One year after the death of George Floyd—a guilty verdict now secured—Biden maintained a rosy rendition of 2020’s deadly riots.
Biden, Harris Meet With Floyd Family.
President Joe Biden and Vice President Kamala Harris met on Tuesday, May 25, with the family of George Floyd, who died one year earlier on May 25, 2020.
Biden released a statement commending the Floyd family for their courage and urging passage of the George Floyd Justice in Policing Act. In a separate statement, the vice president wrote, “One year ago, a cellphone video revealed to the country what Black Americans have known to be true for generations.”
The president’s statement contained what can only be called a deeply euphemistic rendition of the truth: “[Floyd’s] murder launched a summer of protest we hadn’t seen since the Civil Rights era in the ‘60s—protests that peacefully unified people of every race and generation to collectively say enough of the senseless killings.”
The 2020 summer of protest was neither peaceful nor nonviolent. Rioters murdered retired St. Louis police captain David Dorn, charred remains were found in a looted pawn shop in Minneapolis, and around 30 Americans in total lost their lives in the chaos. In April 2021, ex-police officer Derek Chauvin was convicted of second-degree unintentional murder, third-degree murder, and second-degree manslaughter swiftly and with little jury deliberation.

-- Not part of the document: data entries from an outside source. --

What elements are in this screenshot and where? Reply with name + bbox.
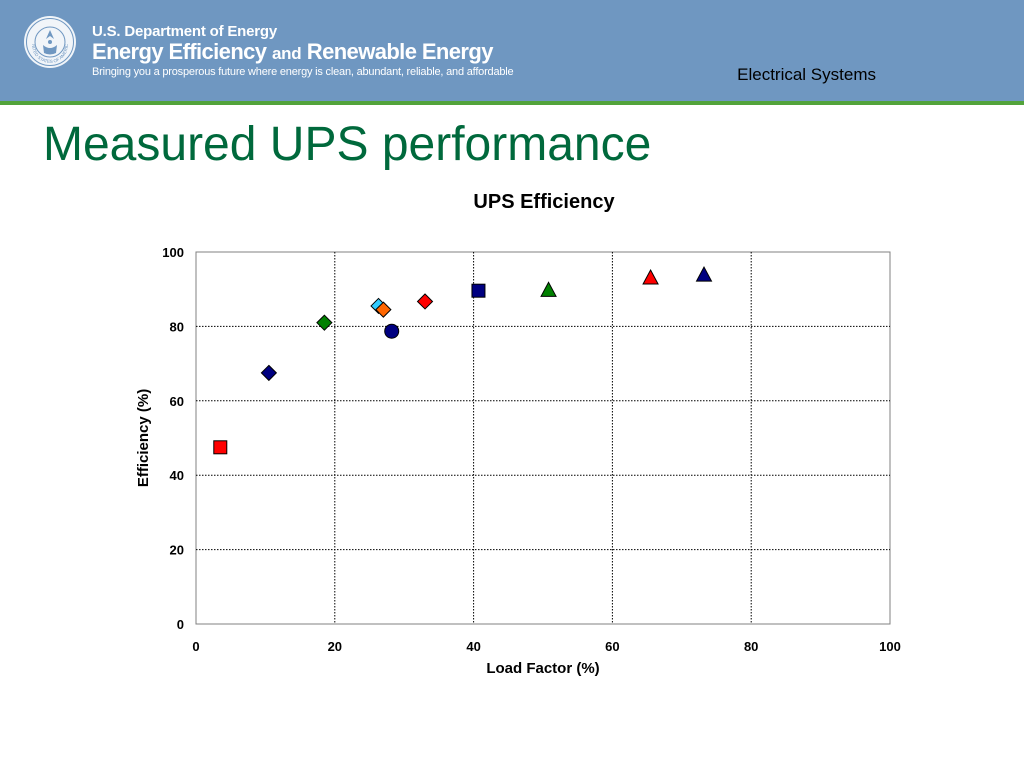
- header-divider: [0, 101, 1024, 105]
- chart-title: UPS Efficiency: [473, 191, 615, 213]
- grid-lines: [196, 252, 890, 624]
- x-tick-label: 60: [605, 639, 619, 654]
- x-tick-label: 80: [744, 639, 758, 654]
- data-point-diamond: [260, 364, 278, 382]
- plot-area: [195, 251, 891, 625]
- data-point-diamond: [416, 293, 434, 310]
- tagline: Bringing you a prosperous future where e…: [92, 66, 514, 78]
- data-point-triangle: [642, 268, 659, 285]
- y-tick-label: 40: [170, 468, 184, 483]
- y-tick-label: 0: [177, 617, 184, 632]
- slide-title: Measured UPS performance: [43, 118, 652, 171]
- y-tick-label: 60: [170, 394, 184, 409]
- agency-name: U.S. Department of Energy: [92, 23, 278, 40]
- x-axis-ticks: 0 20 40 60 80 100: [192, 639, 900, 654]
- program-name-part1: Energy Efficiency: [92, 39, 267, 64]
- data-point-diamond: [316, 314, 333, 331]
- y-axis-ticks: 0 20 40 60 80 100: [162, 245, 184, 632]
- program-name-and: and: [271, 44, 302, 63]
- ups-efficiency-chart: UPS Efficiency 0 20 40 60 80 100 0 20 40 60 80 100…: [135, 191, 901, 677]
- data-point-square: [471, 283, 486, 298]
- section-label: Electrical Systems: [737, 65, 876, 84]
- program-name: Energy Efficiency and Renewable Energy: [92, 39, 493, 65]
- program-name-part2: Renewable Energy: [306, 39, 494, 64]
- x-tick-label: 20: [328, 639, 342, 654]
- data-points: [213, 266, 713, 455]
- x-tick-label: 40: [466, 639, 480, 654]
- y-axis-label: Efficiency (%): [135, 389, 152, 487]
- data-point-triangle: [540, 281, 557, 297]
- data-point-circle: [384, 323, 400, 339]
- y-tick-label: 100: [162, 245, 184, 260]
- data-point-diamond: [375, 301, 392, 318]
- doe-seal-icon: UNITED STATES OF AMERICA: [23, 15, 76, 68]
- header-banner: UNITED STATES OF AMERICA U.S. Department…: [0, 0, 1024, 101]
- x-tick-label: 100: [879, 639, 901, 654]
- x-axis-label: Load Factor (%): [486, 660, 599, 677]
- data-point-triangle: [695, 266, 713, 282]
- x-tick-label: 0: [192, 639, 199, 654]
- data-point-square: [213, 440, 228, 455]
- y-tick-label: 80: [170, 319, 184, 334]
- y-tick-label: 20: [170, 543, 184, 558]
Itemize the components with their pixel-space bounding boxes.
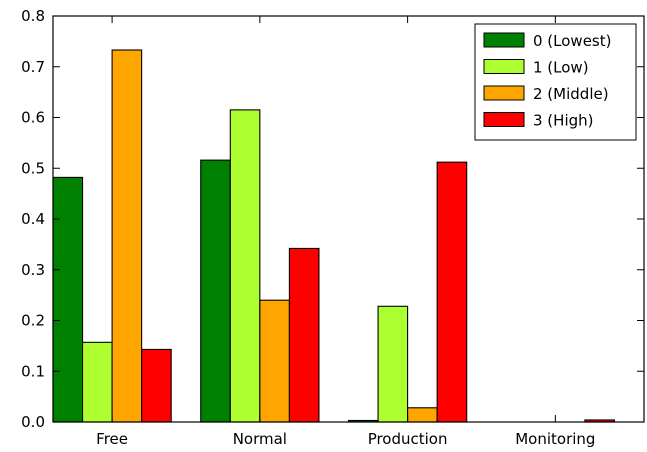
x-tick-label: Production xyxy=(368,430,448,448)
x-tick-label: Normal xyxy=(233,430,287,448)
bar-free-3-high xyxy=(141,348,172,423)
x-tick-label: Free xyxy=(96,430,128,448)
bar-production-1-low xyxy=(377,305,409,423)
y-tick-label: 0.2 xyxy=(21,312,45,330)
bar-normal-1-low xyxy=(229,109,261,423)
y-tick-label: 0.7 xyxy=(21,58,45,76)
y-tick-label: 0.0 xyxy=(21,413,45,431)
bar-free-2-middle xyxy=(111,49,143,423)
y-tick-label: 0.8 xyxy=(21,7,45,25)
bar-production-2-middle xyxy=(407,407,438,423)
y-axis: 0.0 0.1 0.2 0.3 0.4 0.5 0.6 0.7 0.8 xyxy=(21,7,644,431)
bar-free-0-lowest xyxy=(52,176,84,423)
bar-normal-0-lowest xyxy=(200,159,231,423)
legend-label-1-low: 1 (Low) xyxy=(533,59,589,77)
legend-label-2-middle: 2 (Middle) xyxy=(533,85,609,103)
bar-normal-2-middle xyxy=(259,299,290,423)
legend-label-0-lowest: 0 (Lowest) xyxy=(533,32,611,50)
y-tick-label: 0.5 xyxy=(21,159,45,177)
bar-normal-3-high xyxy=(288,247,320,423)
x-axis: Free Normal Production Monitoring xyxy=(96,16,595,448)
x-tick-label: Monitoring xyxy=(515,430,595,448)
bars-group xyxy=(52,49,616,423)
legend-swatch-3-high xyxy=(483,112,525,127)
bar-production-3-high xyxy=(436,161,468,423)
legend-label-3-high: 3 (High) xyxy=(533,112,594,130)
legend: 0 (Lowest) 1 (Low) 2 (Middle) 3 (High) xyxy=(474,23,637,141)
y-tick-label: 0.1 xyxy=(21,362,45,380)
y-tick-label: 0.3 xyxy=(21,261,45,279)
legend-swatch-1-low xyxy=(483,59,525,74)
legend-swatch-0-lowest xyxy=(483,32,525,48)
y-tick-label: 0.6 xyxy=(21,109,45,127)
y-tick-label: 0.4 xyxy=(21,210,45,228)
bar-free-1-low xyxy=(82,341,113,423)
legend-swatch-2-middle xyxy=(483,85,525,101)
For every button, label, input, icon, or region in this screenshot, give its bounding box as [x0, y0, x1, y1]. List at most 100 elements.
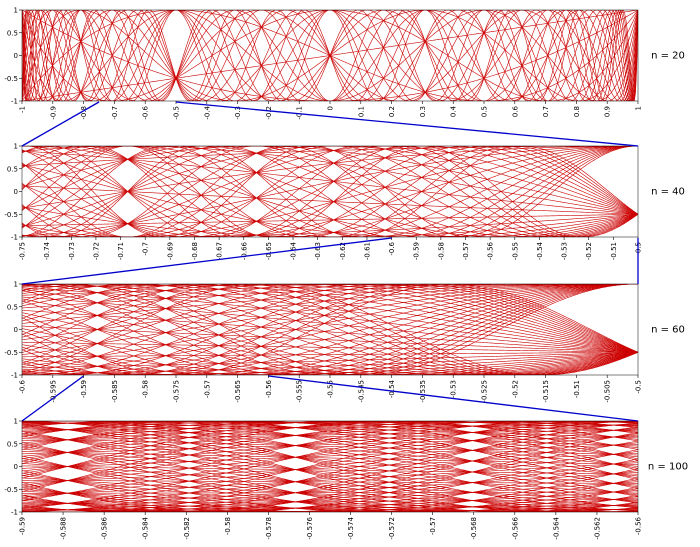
curve: [22, 284, 638, 367]
x-tick-label: 0.6: [511, 105, 519, 117]
curve: [22, 341, 638, 353]
curve: [22, 284, 638, 324]
curve: [22, 451, 638, 512]
curve: [22, 422, 638, 512]
curve: [22, 284, 638, 375]
plot-frame: [21, 283, 639, 376]
curve: [22, 424, 638, 431]
y-tick-label: 0.5: [7, 29, 18, 37]
curve: [22, 429, 638, 441]
x-tick-label: -0.8: [80, 106, 88, 120]
zoom-line: [21, 237, 392, 285]
y-tick-label: -1: [11, 372, 18, 380]
x-tick-label: -0.535: [419, 380, 427, 403]
curve: [22, 449, 638, 512]
y-tick-label: 1: [14, 143, 18, 151]
x-tick-label: -0.7: [142, 242, 150, 256]
curve: [22, 442, 638, 512]
x-tick-label: -0.57: [462, 242, 470, 260]
curve: [22, 421, 638, 492]
x-tick-label: -0.58: [142, 380, 150, 398]
x-tick-label: -0.595: [49, 380, 57, 403]
curves: [22, 284, 638, 375]
curve: [22, 499, 638, 504]
curve: [22, 421, 638, 480]
x-tick-label: -0.53: [561, 242, 569, 260]
curve: [22, 146, 638, 237]
curve: [22, 436, 638, 486]
y-tick-label: 0: [14, 188, 18, 196]
curve: [22, 312, 638, 375]
curve: [22, 462, 638, 496]
curve: [22, 284, 638, 296]
curve: [22, 146, 638, 237]
x-tick-label: -0.72: [92, 242, 100, 260]
curve: [22, 10, 638, 101]
curve: [22, 296, 638, 353]
x-tick-label: -0.574: [347, 516, 355, 539]
x-tick-label: -0.588: [60, 517, 68, 540]
curve: [22, 421, 638, 467]
curve: [22, 284, 638, 375]
curve: [22, 10, 638, 101]
y-tick-label: -1: [11, 234, 18, 242]
curve: [22, 421, 638, 489]
y-tick-label: -1: [11, 98, 18, 106]
x-tick-label: -0.75: [19, 242, 27, 260]
curve: [22, 423, 638, 508]
x-tick-label: -0.59: [413, 242, 421, 260]
x-tick-label: -0.58: [224, 517, 232, 535]
x-tick-label: -0.576: [306, 516, 314, 539]
curve: [22, 284, 638, 375]
x-tick-label: -0.73: [68, 242, 76, 260]
x-tick-label: -0.6: [142, 105, 150, 119]
x-tick-label: -0.582: [183, 517, 191, 540]
curve: [22, 284, 638, 375]
curve: [22, 10, 638, 101]
curve: [22, 146, 638, 209]
x-tick-label: -0.68: [191, 242, 199, 260]
curve: [22, 10, 638, 101]
x-tick-label: 0.3: [419, 106, 427, 117]
x-tick-label: -0.4: [203, 105, 211, 119]
curve: [22, 438, 638, 456]
curve: [22, 284, 638, 374]
y-tick-label: -0.5: [4, 486, 18, 494]
curve: [22, 164, 638, 237]
panel-label: n = 40: [651, 187, 685, 198]
y-tick-label: 0.5: [7, 165, 18, 173]
x-tick-label: -0.58: [437, 242, 445, 260]
x-tick-label: -0.65: [265, 242, 273, 260]
curve: [22, 284, 638, 366]
curve: [22, 284, 638, 375]
x-tick-label: 0.1: [357, 106, 365, 117]
x-tick-label: -0.584: [142, 516, 150, 539]
curve: [22, 451, 638, 465]
curve: [22, 146, 638, 237]
curve: [22, 442, 638, 507]
x-tick-label: -0.55: [511, 242, 519, 260]
curve: [22, 146, 638, 237]
x-tick-label: -0.565: [234, 380, 242, 403]
x-tick-label: -0.545: [357, 380, 365, 403]
x-tick-label: -0.7: [111, 106, 119, 120]
curve: [22, 284, 638, 356]
curve: [22, 10, 638, 101]
curve: [22, 284, 638, 375]
curve: [22, 421, 638, 490]
curve: [22, 284, 638, 375]
curve: [22, 351, 638, 375]
x-tick-label: -0.55: [327, 380, 335, 398]
curve: [22, 10, 638, 101]
curve: [22, 284, 638, 375]
curve: [22, 284, 638, 375]
curve: [22, 284, 638, 353]
curve: [22, 146, 638, 215]
curve: [22, 213, 638, 237]
curve: [22, 428, 638, 447]
curve: [22, 146, 638, 237]
x-tick-label: 0.7: [542, 106, 550, 117]
x-tick-label: -0.585: [111, 380, 119, 403]
y-tick-label: -1: [11, 509, 18, 517]
x-tick-label: -0.5: [173, 106, 181, 120]
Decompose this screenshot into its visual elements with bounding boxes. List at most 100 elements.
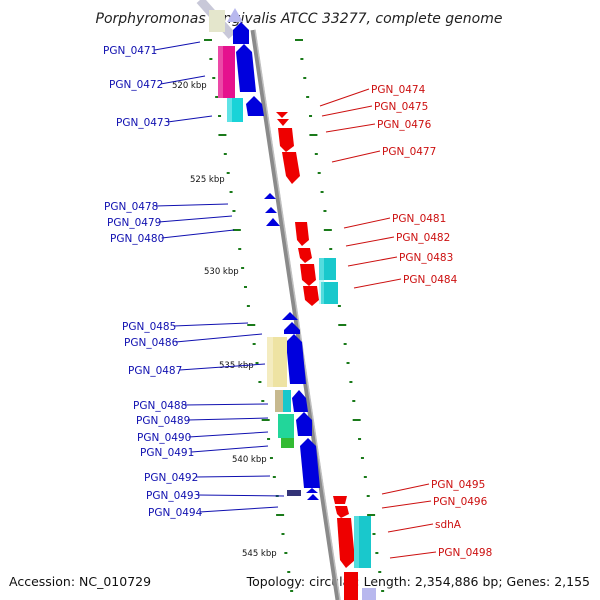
tick-mark — [381, 590, 385, 592]
gene-arrow — [300, 264, 316, 286]
tick-mark — [338, 324, 347, 326]
gene-label: PGN_0491 — [140, 447, 194, 459]
gene-features — [209, 8, 376, 600]
gene-arrow — [344, 572, 358, 600]
gene-arrow — [300, 438, 320, 488]
gene-arrow — [295, 222, 309, 246]
tick-mark — [267, 438, 271, 440]
tick-mark — [337, 305, 341, 307]
scale-label: 530 kbp — [204, 267, 239, 277]
scale-label: 545 kbp — [242, 549, 277, 559]
tick-mark — [352, 419, 361, 421]
leader-line — [175, 333, 263, 343]
tick-mark — [212, 77, 216, 79]
tick-mark — [309, 115, 313, 117]
leader-line — [167, 115, 213, 123]
tick-mark — [218, 134, 227, 136]
gene-label: PGN_0477 — [382, 146, 436, 158]
gene-labels: PGN_0471 PGN_0472 PGN_0473 PGN_0478 PGN_0479… — [103, 45, 492, 559]
tick-mark — [295, 39, 303, 41]
gene-label: PGN_0473 — [116, 117, 170, 129]
gene-label: PGN_0476 — [377, 119, 432, 131]
gene-arrow — [282, 312, 298, 320]
gene-label: PGN_0489 — [136, 415, 190, 427]
gene-block — [275, 390, 283, 412]
leader-line — [331, 150, 381, 163]
leader-line — [197, 494, 285, 497]
gene-label: PGN_0486 — [124, 337, 179, 349]
gene-label: PGN_0493 — [146, 490, 200, 502]
leader-line — [179, 363, 266, 371]
tick-mark — [358, 438, 362, 440]
gene-label: PGN_0474 — [371, 84, 426, 96]
tick-mark — [238, 248, 242, 250]
tick-mark — [226, 172, 230, 174]
tick-mark — [232, 229, 241, 231]
gene-label: PGN_0492 — [144, 472, 198, 484]
gene-arrow — [266, 218, 280, 226]
leader-line — [321, 105, 373, 117]
tick-mark — [329, 248, 333, 250]
tick-mark — [223, 153, 227, 155]
leader-line — [158, 215, 233, 223]
leader-line — [353, 278, 402, 289]
tick-mark — [300, 58, 304, 60]
tick-mark — [378, 571, 382, 573]
gene-arrow — [296, 412, 312, 436]
leader-line — [154, 41, 201, 51]
tick-mark — [287, 571, 291, 573]
tick-mark — [290, 590, 294, 592]
leader-line — [319, 88, 370, 107]
scale-label: 520 kbp — [172, 81, 207, 91]
tick-mark — [209, 58, 213, 60]
gene-block — [287, 490, 301, 496]
gene-arrow — [298, 248, 312, 263]
tick-mark — [363, 476, 367, 478]
leader-line — [347, 256, 398, 267]
leader-line — [187, 417, 269, 421]
tick-mark — [314, 153, 318, 155]
tick-mark — [204, 39, 212, 41]
tick-mark — [346, 362, 350, 364]
gene-label: sdhA — [435, 519, 462, 531]
gene-arrow — [264, 193, 276, 199]
tick-mark — [284, 552, 288, 554]
gene-arrow — [282, 152, 300, 184]
tick-mark — [232, 210, 236, 212]
gene-label: PGN_0487 — [128, 365, 182, 377]
leader-line — [161, 229, 235, 239]
tick-mark — [215, 96, 219, 98]
gene-label: PGN_0483 — [399, 252, 453, 264]
gene-arrow — [303, 286, 319, 306]
gene-arrow — [246, 96, 264, 116]
leader-line — [345, 236, 395, 247]
tick-mark — [261, 400, 265, 402]
tick-mark — [367, 514, 376, 516]
leader-line — [188, 431, 269, 438]
gene-label: PGN_0485 — [122, 321, 176, 333]
gene-block — [209, 10, 225, 32]
gene-arrow — [335, 506, 349, 518]
accession-text: Accession: NC_010729 — [9, 574, 151, 589]
gene-label: PGN_0481 — [392, 213, 446, 225]
gene-arrow — [227, 8, 243, 22]
tick-mark — [375, 552, 379, 554]
gene-arrow — [277, 119, 289, 126]
gene-label: PGN_0490 — [137, 432, 191, 444]
tick-mark — [372, 533, 376, 535]
gene-label: PGN_0484 — [403, 274, 458, 286]
gene-label: PGN_0472 — [109, 79, 163, 91]
leader-line — [199, 506, 279, 513]
gene-block — [321, 282, 338, 304]
leader-line — [155, 203, 229, 207]
map-title: Porphyromonas gingivalis ATCC 33277, com… — [96, 11, 503, 27]
tick-mark — [241, 267, 245, 269]
tick-mark — [320, 191, 324, 193]
gene-label: PGN_0482 — [396, 232, 450, 244]
tick-mark — [258, 381, 262, 383]
gene-arrow — [276, 112, 288, 118]
tick-mark — [281, 533, 285, 535]
gene-label: PGN_0494 — [148, 507, 203, 519]
tick-mark — [349, 381, 353, 383]
tick-mark — [306, 96, 310, 98]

Floyd’s brother, Philonise Floyd, gave comments to the press after the closed-door meeting with the president, vice president, and congressional leaders.
“If you can make federal laws to protect the bird, which is the bald eagle, then you can make federal laws to protect people of color,” Floyd said.
Federal laws protecting people of color include the Civil Rights Act of 1964, the Voting Rights Act of 1965, the Civil Rights Act of 1968, the Civil Rights Restoration Act of 1987, the Emmett Till Unsolved Civil Rights Crime Act, the Matthew Shepard and James Byrd Jr. Hate Crimes Prevention Act, to name only a few.
Biden, Putin To Hold Summit In June.
The White House announced that Biden will meet with Russian prime minister Vladimir Putin on June 16, 2021, in Geneva, Switzerland.
Press secretary Jen Psaki offered a few additional details in the daily press briefing, noting that the leaders are expected to discuss arms control, Ukraine, and Belarus. Psaki dismissed concerns that Biden is rewarding and legitimizing Putin’s provocations with a summit, saying, “Well, we may have forgotten over the last couple of years, but this is how diplomacy works.” She later confirmed that there were no preconditions on the meeting.
Psaki was also asked to comment on the forced diversion of the Ryanair flight and arrest of Raman Pratasevich in Belarus.
Q: It’s now been 24 hours. Has the White House—has the President determined whether Russia had any role in diverting that plane?
PSAKI: I did not give any indication that we had that view yesterday, and that has not changed.
Q: But have you—so, will the White House make a [determination] before this summit?
PSAKI: We don’t have a belief that that is the case.
On Biden’s view of Ukraine, and what he intends to communicate to Putin, Psaki said, “The President will continue to convey what has been his consistent message, that is: Ukraine is a sovereign country. We respect, you know, their — that.”